Mid-air Interaction

Gestures and interaction design in Autostereocopic 3D
2018 summer, I worked with Alibaba NHCI Lab in Bay Area, as a research intern. We explored innovative interactions to define futuristic shopping experience, serve Alibaba customers in various businesses. The project I worked on is to validate mid-air interactions with auto-stereoscopic 3D objects. We went through design, prototype and user study phases.
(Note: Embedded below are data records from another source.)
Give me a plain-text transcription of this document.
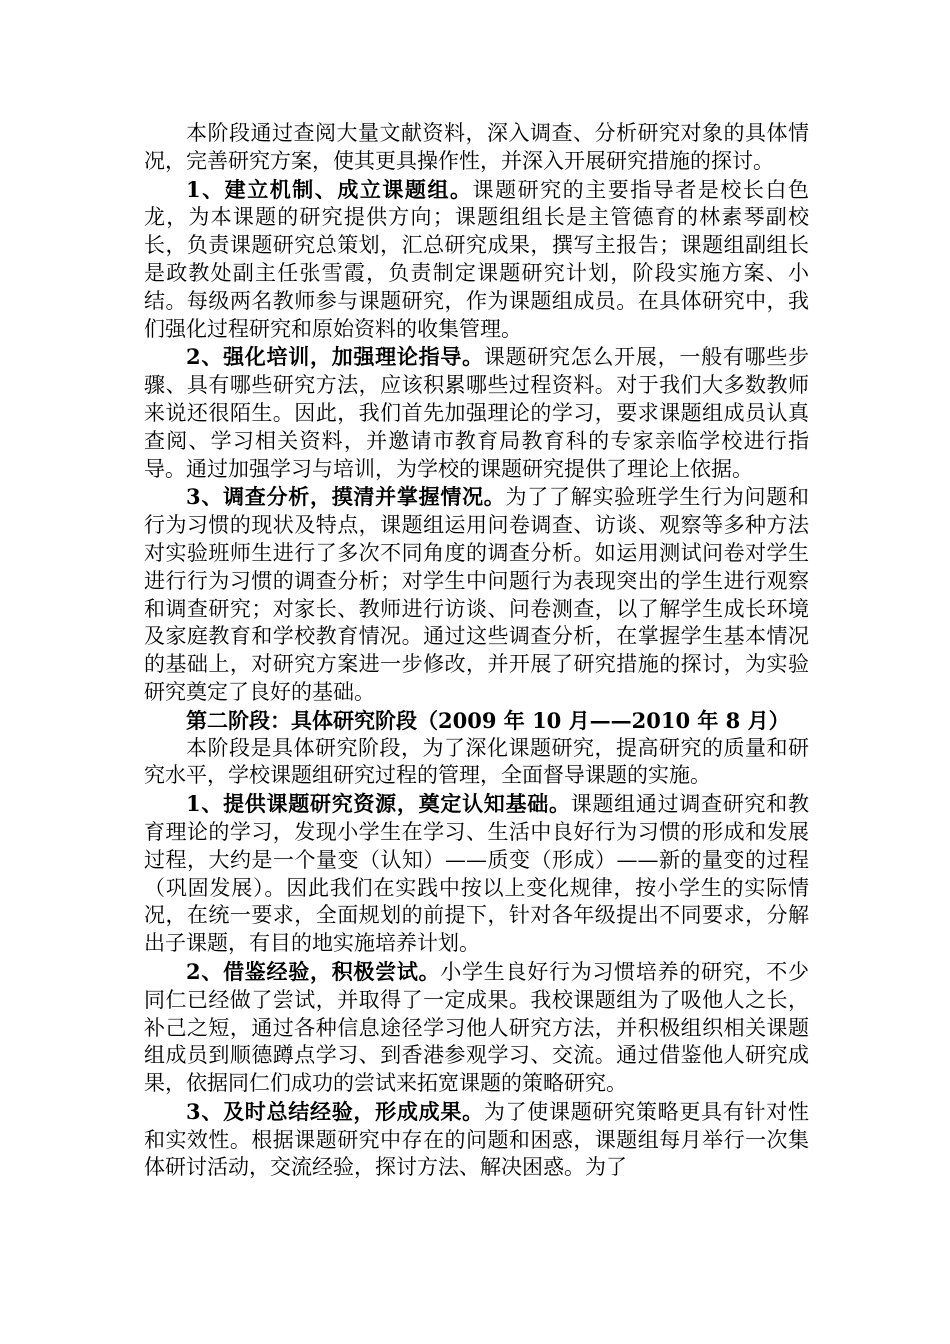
本阶段通过查阅大量文献资料，深入调查、分析研究对象的具体情况，完善研究方案，使其更具操作性，并深入开展研究措施的探讨。

1、建立机制、成立课题组。课题研究的主要指导者是校长白色龙，为本课题的研究提供方向；课题组组长是主管德育的林素琴副校长，负责课题研究总策划，汇总研究成果，撰写主报告；课题组副组长是政教处副主任张雪霞，负责制定课题研究计划，阶段实施方案、小结。每级两名教师参与课题研究，作为课题组成员。在具体研究中，我们强化过程研究和原始资料的收集管理。

2、强化培训，加强理论指导。课题研究怎么开展，一般有哪些步骤、具有哪些研究方法，应该积累哪些过程资料。对于我们大多数教师来说还很陌生。因此，我们首先加强理论的学习，要求课题组成员认真查阅、学习相关资料，并邀请市教育局教育科的专家亲临学校进行指导。通过加强学习与培训，为学校的课题研究提供了理论上依据。

3、调查分析，摸清并掌握情况。为了了解实验班学生行为问题和行为习惯的现状及特点，课题组运用问卷调查、访谈、观察等多种方法对实验班师生进行了多次不同角度的调查分析。如运用测试问卷对学生进行行为习惯的调查分析；对学生中问题行为表现突出的学生进行观察和调查研究；对家长、教师进行访谈、问卷测查，以了解学生成长环境及家庭教育和学校教育情况。通过这些调查分析，在掌握学生基本情况的基础上，对研究方案进一步修改，并开展了研究措施的探讨，为实验研究奠定了良好的基础。

第二阶段：具体研究阶段（2009 年 10 月——2010 年 8 月）

本阶段是具体研究阶段，为了深化课题研究，提高研究的质量和研究水平，学校课题组研究过程的管理，全面督导课题的实施。

1、提供课题研究资源，奠定认知基础。课题组通过调查研究和教育理论的学习，发现小学生在学习、生活中良好行为习惯的形成和发展过程，大约是一个量变（认知）——质变（形成）——新的量变的过程（巩固发展）。因此我们在实践中按以上变化规律，按小学生的实际情况，在统一要求，全面规划的前提下，针对各年级提出不同要求，分解出子课题，有目的地实施培养计划。

2、借鉴经验，积极尝试。小学生良好行为习惯培养的研究，不少同仁已经做了尝试，并取得了一定成果。我校课题组为了吸他人之长，补己之短，通过各种信息途径学习他人研究方法，并积极组织相关课题组成员到顺德蹲点学习、到香港参观学习、交流。通过借鉴他人研究成果，依据同仁们成功的尝试来拓宽课题的策略研究。

3、及时总结经验，形成成果。为了使课题研究策略更具有针对性和实效性。根据课题研究中存在的问题和困惑，课题组每月举行一次集体研讨活动，交流经验，探讨方法、解决困惑。为了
We worked closely with business team, aiming to quickly transform the conceptual design and get feedback from marketplace.

Device

SeeFront 3D monitor
Autostereoscopic 3D monitor - See Front, tracks user’s eyes, then projects different views for left and right eyes, so the user could see 3D objects pop out the screen due to parallax.
Leap Motion
With Leap Motion, user’s hand gestures are captured to interact with objects in the mid-air.
Ultrahaptic
Ultrahaptic, a sonic device that acts on user’s hand, and gives meaningful haptic feelings, is used for providing touch feedback when users interact with mid-air virtual object.

User Scenario Design

With the business goal in mind, we started from thinking features of mid-air interaction:

Gesture and Visual Design

(Due to Non-disclosure Agreement, I can only put design process and brainstorm ideas in this blog)
To design interaction with 3D virtuality, we thought of the real physical shopping experience as well as how people shop using technological interface.
When designing interactions with 3D, apart from real-life, we considered gestures drawn from:
Tackpad
Tablet
Science Fiction


To create an emerging experience, we try to be closed to real-world scenarios to display products, rather than using traditional UI elements
Conveyor belt sushi
Jewelry display case
Visit a room
Selecting includes both remote selection and direct pick. Apart from examples such as spotlight in DayDream, we came up with other metaphors that are unique to our system.
Pulling a string to fetch
Summon a remote item
Direct touch an item closeby
We used participatory design to design exit gesture. We asked participants to perform any gesture to go back to home page. The result indicates following actions are commonly performed:
Push away
Home Button
Phone gesture - swipe up
We did several rounds of test to understand how user directly manipulate virtual objects in mid-air. We had some findings when we bring user’s hands on the Unity prototype:
1. As the physical attribute of the product maybe not uniformly distributed, user would expect gravity plays an role.
2. When user’s physical hand approaching, it may confuse eye focusing, thus affecting stereoscopic effects.
One trade-off we made is to put the pop-out object in a bubble-like container.
We tried two types of rotation techniques, and in the end we combined them to make the movement matches user’s perception:
Follow hand movement, seems like it is attached to hand.
Swipe the ball, the ball rotates in the the same direction of swiping. The faster user swipes, the ball rotates more and faster.

Prototype

We used two cameras in Unity 3D to generate parallax view for left and right eyes, display on the autostereoscopic screen.
Programmed on leap motion to define gestures beyond stander library. Especially rotation, we tried different implementation to get around interrupted gestures and detection inaccuracy.
To map virtually object to real world, we read eye position data, put haptic cue right at the virtual object’s position according to where the user is.

User Study

We designed two user studies to understand how user perceive virtual object’s position.
Research Questions:
1. Is the perception consistent within one user?
2. Is the perception consistent cross users?
3. Is the perception changed when touching is involved?

Reflection

The 15-week internship is quite an unique project experience for me. I’ve been longing for designing cutting-edge technology experience. Thanks for the internship, I get the chance to work on a bunch of new technology, define future product interactions. The process is a combination of HCI research and product design. Certainly, we faced a lot of ambiguity in business and technical implementation. The consideration from both sides pushed me to think actively for new ways of approaching a problem. A good thing we did is that we always kept our goal in mind, meanwhile being flexible to changes. We, as a team, didn’t make design opposite to development, but to understand the boundary of the project, and try to deliver the best user experience within constrains. In the end, I harvest the ability to thrive and deliver results in changing situations🎉.